A phosphorylcholine-modified chitosan polymer as an endothelial progenitor cell supporting matrix

The aim of the present study was to develop a new biopolymer to increase endothelial progenitor cells (EPC) survival and amplification. As a cell culture platform, bone marrow-derived cells (BMDC) were used to investigate the biocompatibility of chitosan–phosphorylcholine (CH–PC). On CH–PC, BMDC were found in colonies with a mortality rate similar to that of fibronectin (FN), the control matrix. Adhesion/proliferation assays demonstrated a greater number of BMDC on CH–PC after 7 days with an amplification phase occurring during the second week.
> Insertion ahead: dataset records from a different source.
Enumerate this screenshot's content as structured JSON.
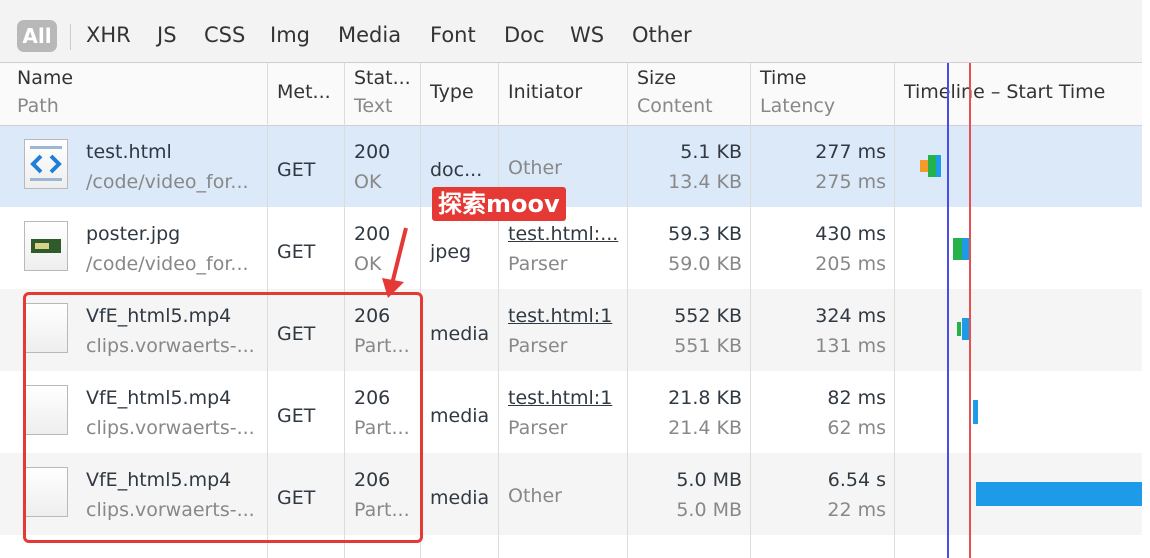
{
  "filters": [
    "All",
    "XHR",
    "JS",
    "CSS",
    "Img",
    "Media",
    "Font",
    "Doc",
    "WS",
    "Other"
  ],
  "headers": {
    "name": [
      "Name",
      "Path"
    ],
    "method": "Met...",
    "status": [
      "Stat...",
      "Text"
    ],
    "type": "Type",
    "initiator": "Initiator",
    "size": [
      "Size",
      "Content"
    ],
    "time": [
      "Time",
      "Latency"
    ],
    "timeline": "Timeline – Start Time"
  },
  "rows": [
    {
      "name": "test.html",
      "path": "/code/video_for...",
      "method": "GET",
      "status": "200",
      "status_text": "OK",
      "type": "doc...",
      "initiator": "Other",
      "initiator_sub": "",
      "size": "5.1 KB",
      "content": "13.4 KB",
      "time": "277 ms",
      "latency": "275 ms",
      "icon": "html-file-icon",
      "selected": true
    },
    {
      "name": "poster.jpg",
      "path": "/code/video_for...",
      "method": "GET",
      "status": "200",
      "status_text": "OK",
      "type": "jpeg",
      "initiator": "test.html:...",
      "initiator_sub": "Parser",
      "size": "59.3 KB",
      "content": "59.0 KB",
      "time": "430 ms",
      "latency": "205 ms",
      "icon": "image-file-icon",
      "selected": false
    },
    {
      "name": "VfE_html5.mp4",
      "path": "clips.vorwaerts-...",
      "method": "GET",
      "status": "206",
      "status_text": "Part...",
      "type": "media",
      "initiator": "test.html:1",
      "initiator_sub": "Parser",
      "size": "552 KB",
      "content": "551 KB",
      "time": "324 ms",
      "latency": "131 ms",
      "icon": "media-file-icon",
      "selected": false
    },
    {
      "name": "VfE_html5.mp4",
      "path": "clips.vorwaerts-...",
      "method": "GET",
      "status": "206",
      "status_text": "Part...",
      "type": "media",
      "initiator": "test.html:1",
      "initiator_sub": "Parser",
      "size": "21.8 KB",
      "content": "21.4 KB",
      "time": "82 ms",
      "latency": "62 ms",
      "icon": "media-file-icon",
      "selected": false
    },
    {
      "name": "VfE_html5.mp4",
      "path": "clips.vorwaerts-...",
      "method": "GET",
      "status": "206",
      "status_text": "Part...",
      "type": "media",
      "initiator": "Other",
      "initiator_sub": "",
      "size": "5.0 MB",
      "content": "5.0 MB",
      "time": "6.54 s",
      "latency": "22 ms",
      "icon": "media-file-icon",
      "selected": false
    }
  ],
  "annotation": {
    "label": "探索moov",
    "color": "#e53935"
  },
  "colors": {
    "selected_row": "#dce9f9",
    "alt_row": "#f5f5f5",
    "bar_wait": "#26b24b",
    "bar_receive": "#1e9be8",
    "bar_stalled": "#f59b2b",
    "domcontent_line": "#4b4be8",
    "load_line": "#e85050"
  }
}
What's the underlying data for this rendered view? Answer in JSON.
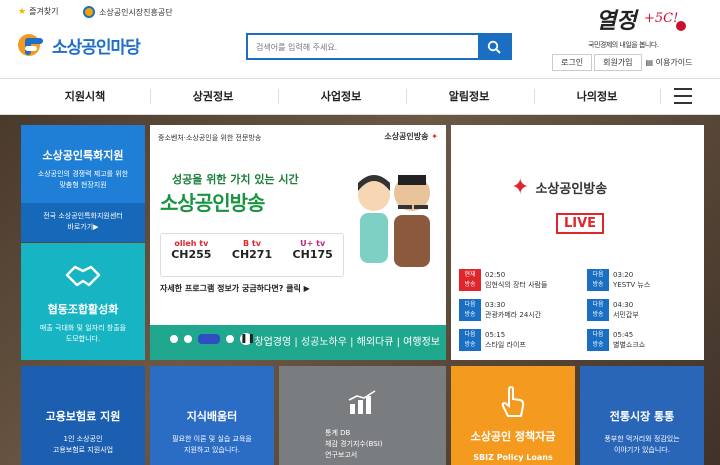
{
  "top": {
    "favorite": "즐겨찾기",
    "org": "소상공인시장진흥공단",
    "logo_text": "소상공인마당",
    "search_placeholder": "검색어를 입력해 주세요.",
    "slogan_sub": "국민경제의 내일을 봅니다.",
    "login": "로그인",
    "join": "회원가입",
    "guide": "이용가이드"
  },
  "gnb": [
    "지원시책",
    "상권정보",
    "사업정보",
    "알림정보",
    "나의정보"
  ],
  "tiles": {
    "t1": {
      "title": "소상공인특화지원",
      "desc1": "소상공인의 경쟁력 제고를 위한",
      "desc2": "맞춤형 현장지원",
      "sub1": "전국 소상공인특화지원센터",
      "sub2": "바로가기▶"
    },
    "t2": {
      "title": "협동조합활성화",
      "desc1": "매출 극대화 및 일자리 창출을",
      "desc2": "도모합니다."
    },
    "t3": {
      "title": "고용보험료 지원",
      "desc1": "1인 소상공인",
      "desc2": "고용보험료 지원사업"
    },
    "t4": {
      "title": "지식배움터",
      "desc1": "필요한 이론 및 실습 교육을",
      "desc2": "지원하고 있습니다."
    },
    "t5": {
      "l1": "통계 DB",
      "l2": "체감 경기지수(BSI)",
      "l3": "연구보고서"
    },
    "t6": {
      "title": "소상공인 정책자금",
      "sub": "SBIZ Policy Loans"
    },
    "t7": {
      "title": "전통시장 통통",
      "desc1": "풍부한 먹거리와 정감있는",
      "desc2": "이야기가 있습니다."
    }
  },
  "banner": {
    "top_small": "중소벤처·소상공인을 위한 전문방송",
    "brand": "소상공인방송",
    "tagline": "성공을 위한 가치 있는 시간",
    "headline": "소상공인방송",
    "channels": [
      {
        "name": "olleh tv",
        "ch": "CH255"
      },
      {
        "name": "B tv",
        "ch": "CH271"
      },
      {
        "name": "U+ tv",
        "ch": "CH175"
      }
    ],
    "more": "자세한 프로그램 정보가 궁금하다면? 클릭 ▶",
    "bottom": "창업경영 | 성공노하우 | 해외다큐 | 여행정보"
  },
  "live": {
    "brand": "소상공인방송",
    "live": "LIVE",
    "schedule": [
      {
        "tag": "현재\n방송",
        "time": "02:50",
        "title": "임현식의 장터 사람들",
        "current": true
      },
      {
        "tag": "다음\n방송",
        "time": "03:20",
        "title": "YESTV 뉴스"
      },
      {
        "tag": "다음\n방송",
        "time": "03:30",
        "title": "관광카메라 24시간"
      },
      {
        "tag": "다음\n방송",
        "time": "04:30",
        "title": "서민갑부"
      },
      {
        "tag": "다음\n방송",
        "time": "05:15",
        "title": "스타일 라이프"
      },
      {
        "tag": "다음\n방송",
        "time": "05:45",
        "title": "별별쇼크쇼"
      }
    ]
  },
  "colors": {
    "brand_blue": "#1a6fc2",
    "live_red": "#e0262c",
    "orange": "#f39a1f"
  }
}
Difference in adhesion mechanisms between (CH–PC) and the control FN matrix suggest distinctive cell retention ability. Confocal microscopy analyses confirmed that (CH–PC) supported the survival/differentiation of endothelial cells. Moreover, flow cytometry analyses demonstrated that, (CH–PC) increased the percentage of progenitor cells (CD117+CD34+) (7.1 ± 0.8%, FN: 4.1 ± 0.8%) and EPC (CD117+CD34+VEGFR-2+CD31+) (2.33 ± 0.6%, FN: 0.25 ± 0.1%), while the mesenchymal stem cell fraction (CD44+CD106+CD90+) was decreased (0.07 ± 0.01%, FN: 0.55 ± 0.22%). Polymeric substrate CH–PC might provide a suitable surface to promote the amplification of EPC for future vascular therapeutic applications.